Daylight discs. From mid-morning to mid-afternoon on July 8, 1947, silvery disc-shaped objects bedeviled Muroc Air Base (later renamed Edwards AFB). Two discs first showed up at 9:30 A.M; they moved at 300 miles per hour at 8,000 feet altitude on a level flight path against the wind. A third disc, flying in tight circles, then appeared and headed toward the Mojave Desert with the first two. Some 40 minutes later a test pilot warming up an XP-84 aircraft saw another object, again flying into the wind. At noon, as a pilot was conducting a seat-ejection test at 20,000 feet, observers saw a UFO underneath it. The object was descending rapidly; it then headed north. Witnesses told Air Force investigators that "it presented a distinct oval-shaped outline, with two projections on the upper surface which might have been thick fins or knobs. They crossed each other at intervals, suggesting either rotation or oscillation of a slow type. . . . The color was silver, resembling an aluminum-painted fabric." At 4 P.M. an F-51 pilot encountered a "flat object of a light-reflecting nature" without wings or fins.

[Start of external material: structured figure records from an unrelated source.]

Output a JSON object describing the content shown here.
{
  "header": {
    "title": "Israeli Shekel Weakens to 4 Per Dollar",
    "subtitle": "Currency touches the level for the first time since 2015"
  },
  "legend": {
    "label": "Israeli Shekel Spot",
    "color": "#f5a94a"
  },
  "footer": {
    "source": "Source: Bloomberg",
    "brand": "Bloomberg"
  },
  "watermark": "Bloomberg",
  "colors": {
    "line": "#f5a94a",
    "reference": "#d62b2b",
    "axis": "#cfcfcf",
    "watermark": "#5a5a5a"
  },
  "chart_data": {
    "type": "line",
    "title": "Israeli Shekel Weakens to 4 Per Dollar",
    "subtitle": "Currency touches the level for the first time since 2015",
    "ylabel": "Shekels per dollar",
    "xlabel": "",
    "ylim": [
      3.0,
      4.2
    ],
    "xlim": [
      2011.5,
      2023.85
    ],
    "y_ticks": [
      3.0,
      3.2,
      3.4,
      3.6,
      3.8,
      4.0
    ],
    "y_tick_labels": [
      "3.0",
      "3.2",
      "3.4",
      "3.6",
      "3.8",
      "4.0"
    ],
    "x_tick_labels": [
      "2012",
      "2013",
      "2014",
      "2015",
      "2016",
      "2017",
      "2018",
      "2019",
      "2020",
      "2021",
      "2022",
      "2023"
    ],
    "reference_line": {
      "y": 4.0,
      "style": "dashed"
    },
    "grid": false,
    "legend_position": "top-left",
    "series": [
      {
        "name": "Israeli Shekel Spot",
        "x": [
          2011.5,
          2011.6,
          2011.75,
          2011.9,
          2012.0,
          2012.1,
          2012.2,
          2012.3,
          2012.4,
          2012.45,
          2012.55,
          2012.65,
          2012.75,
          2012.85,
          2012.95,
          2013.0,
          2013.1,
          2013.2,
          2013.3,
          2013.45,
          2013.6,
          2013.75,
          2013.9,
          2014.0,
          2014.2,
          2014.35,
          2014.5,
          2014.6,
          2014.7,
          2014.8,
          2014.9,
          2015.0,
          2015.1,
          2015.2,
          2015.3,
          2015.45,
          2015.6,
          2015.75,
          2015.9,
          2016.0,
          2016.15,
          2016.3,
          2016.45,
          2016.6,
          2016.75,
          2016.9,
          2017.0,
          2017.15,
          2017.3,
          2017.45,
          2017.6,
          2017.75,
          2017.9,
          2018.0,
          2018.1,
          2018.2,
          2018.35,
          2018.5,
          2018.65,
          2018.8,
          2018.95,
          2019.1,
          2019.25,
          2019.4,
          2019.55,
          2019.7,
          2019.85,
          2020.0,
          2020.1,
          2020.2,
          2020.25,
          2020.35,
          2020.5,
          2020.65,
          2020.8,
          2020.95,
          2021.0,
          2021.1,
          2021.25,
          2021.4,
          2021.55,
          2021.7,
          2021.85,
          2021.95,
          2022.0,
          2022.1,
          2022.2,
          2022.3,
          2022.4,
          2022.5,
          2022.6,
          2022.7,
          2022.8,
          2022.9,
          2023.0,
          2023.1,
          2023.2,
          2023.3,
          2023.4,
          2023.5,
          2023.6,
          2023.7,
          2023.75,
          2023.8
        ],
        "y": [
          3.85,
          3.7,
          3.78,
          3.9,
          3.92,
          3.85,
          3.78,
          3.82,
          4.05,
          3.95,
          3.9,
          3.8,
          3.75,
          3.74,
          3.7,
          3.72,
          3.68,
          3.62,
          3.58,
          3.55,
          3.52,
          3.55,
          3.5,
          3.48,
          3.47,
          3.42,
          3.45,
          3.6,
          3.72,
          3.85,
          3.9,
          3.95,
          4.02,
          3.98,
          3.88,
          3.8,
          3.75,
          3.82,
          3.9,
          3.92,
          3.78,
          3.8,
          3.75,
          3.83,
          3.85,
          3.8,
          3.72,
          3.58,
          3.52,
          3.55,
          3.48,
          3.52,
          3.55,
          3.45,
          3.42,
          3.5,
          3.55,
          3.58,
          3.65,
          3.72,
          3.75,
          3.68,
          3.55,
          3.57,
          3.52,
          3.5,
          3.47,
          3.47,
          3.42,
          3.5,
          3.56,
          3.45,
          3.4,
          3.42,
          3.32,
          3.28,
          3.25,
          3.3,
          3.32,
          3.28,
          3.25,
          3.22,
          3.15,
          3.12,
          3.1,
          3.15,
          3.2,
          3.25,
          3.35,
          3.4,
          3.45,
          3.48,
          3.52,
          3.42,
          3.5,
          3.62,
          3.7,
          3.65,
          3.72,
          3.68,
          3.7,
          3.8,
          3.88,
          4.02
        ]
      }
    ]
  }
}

These sightings, Hynek wrote, caused the Air Force to "take a deep interest in UFOs."
Radar/visual. While driving east of Corning, California, near midnight on August 13, 1960, state police officers Charles Carson and Stanley Scott saw a lighted object drop out of the sky. Fearing the imminent crash of an airliner, they screeched to a halt and jumped out of their car. The object continued to fall until it reached about 100 feet altitude, at which point it abruptly reversed direction and ascended 400 feet, then stopped. "At this time," Carson wrote in his official report, "it was clearly visible to both of us. It was surrounded by a glow making the round or oblong object visible. At each end, or each side of the object, there were definite red lights. At times about five white lights were visible between the red lights. As we watched, the object moved again and performed aerial feats that were actually unbelievable."
The two officers radioed the Tehama County Sheriff's Office and asked it to contact the nearest Air Force base (at Red Bluff). Radar there confirmed the object's presence.
The UFO remained in view for more than two hours. During that time two deputy sheriffs and the county jailer saw it from their respective locations. According to Carson:
Carson noted, "Each time the object neared us, we experienced radio interference."